Assume we have a 1x1 space (just one corner of the room). There is only one possible partitioning of this space: the whole thing is one region. We'll call this region 1.

Next, for a 2x1 space, there are two options: all region 1, or one pixel is region 1 and the other is region 2. Since there are only two possibilities, a 50/50 coin flip would choose between them without any bias.

And so on, for an nx1 space, we can first create an unbiased (n-1)x1 space, and "grow" this by either adding another pixel for the right-most region, or by starting a new region incrementally. Those are the only two options, so a 50/50 coin flip continues to prevent bias. And, all regions must be rectangular, since with only one row to work with, no other shapes are possible. (We don't want to accidentally create a non-rectangular shape at any point.)

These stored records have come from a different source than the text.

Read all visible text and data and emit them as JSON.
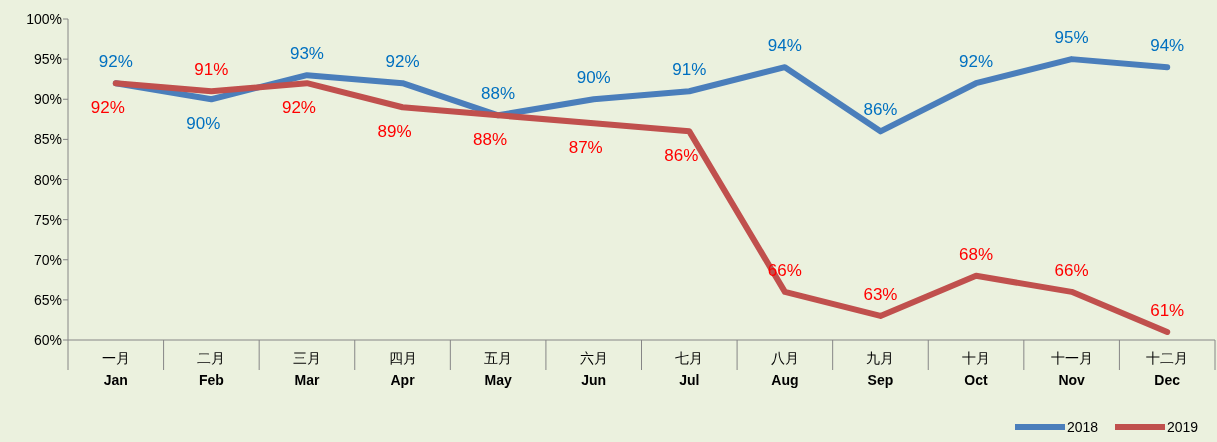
{
  "chart_data": {
    "type": "line",
    "categories": [
      "一月\nJan",
      "二月\nFeb",
      "三月\nMar",
      "四月\nApr",
      "五月\nMay",
      "六月\nJun",
      "七月\nJul",
      "八月\nAug",
      "九月\nSep",
      "十月\nOct",
      "十一月\nNov",
      "十二月\nDec"
    ],
    "series": [
      {
        "name": "2018",
        "color": "#4a7ebb",
        "values": [
          92,
          90,
          93,
          92,
          88,
          90,
          91,
          94,
          86,
          92,
          95,
          94
        ],
        "value_labels": [
          "92%",
          "90%",
          "93%",
          "92%",
          "88%",
          "90%",
          "91%",
          "94%",
          "86%",
          "92%",
          "95%",
          "94%"
        ]
      },
      {
        "name": "2019",
        "color": "#c0504d",
        "values": [
          92,
          91,
          92,
          89,
          88,
          87,
          86,
          66,
          63,
          68,
          66,
          61
        ],
        "value_labels": [
          "92%",
          "91%",
          "92%",
          "89%",
          "88%",
          "87%",
          "86%",
          "66%",
          "63%",
          "68%",
          "66%",
          "61%"
        ]
      }
    ],
    "ylim": [
      60,
      100
    ],
    "yticks": [
      {
        "value": 60,
        "label": "60%"
      },
      {
        "value": 65,
        "label": "65%"
      },
      {
        "value": 70,
        "label": "70%"
      },
      {
        "value": 75,
        "label": "75%"
      },
      {
        "value": 80,
        "label": "80%"
      },
      {
        "value": 85,
        "label": "85%"
      },
      {
        "value": 90,
        "label": "90%"
      },
      {
        "value": 95,
        "label": "95%"
      },
      {
        "value": 100,
        "label": "100%"
      }
    ],
    "grid": false,
    "legend": "bottom right",
    "marker": "none",
    "line_style": "solid"
  }
}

Once we have an nx1 space (going left/right), we can think about growing along the other direction (up/down). For the left-most region of the second row, we have only two options: either grow the region above us down one row, or start a new region. This gives us an L-shaped space, and if we choose 50/50 here again, we still have no bias.

Now, extending this L-shaped space into an nx2 space (growing the rest of the second row), we can keep going in the same manner. However, there are a three cases we might run into along the way:

  • If we are underneath a region we have previously decided not to grow down, we cannot grow it down now, else that would result in a non-rectangular shape. So, the options are to either (i) grow the region on the left to the right (which we know cannot be the same region as above, due to assuming what we have so far is valid and rectangular), or (ii) start a new region. In this case we do a 50/50 flip to prevent bias.
  • If we just completed growing a region down, we cannot grow that region also to the right, else that would break the rectangular requirement. In this case, our options are to either (i) grow the region now above us down as well or (ii) start a new region. Again, 50/50.
  • Otherwise, we can do either of the three options to (i) grow the region above us down for however many pixels wide it is, (ii) grow the region on the left to the right one pixel, or (iii) start a new region. Here we have to randomly choose between three options with a "three-sided coin" so to say, or a 6-sided die that we color-code so there are only three possible results.

Once we have completed the L-shape into an nx2 space, we can just keep continuing in this way, adding one row at a time, until we have the full nxm space to fill our room, without any bias and with only rectangular regions.

So even though I have no idea how many possible partitionings there are, I can at least sample from those possibilities one at a time.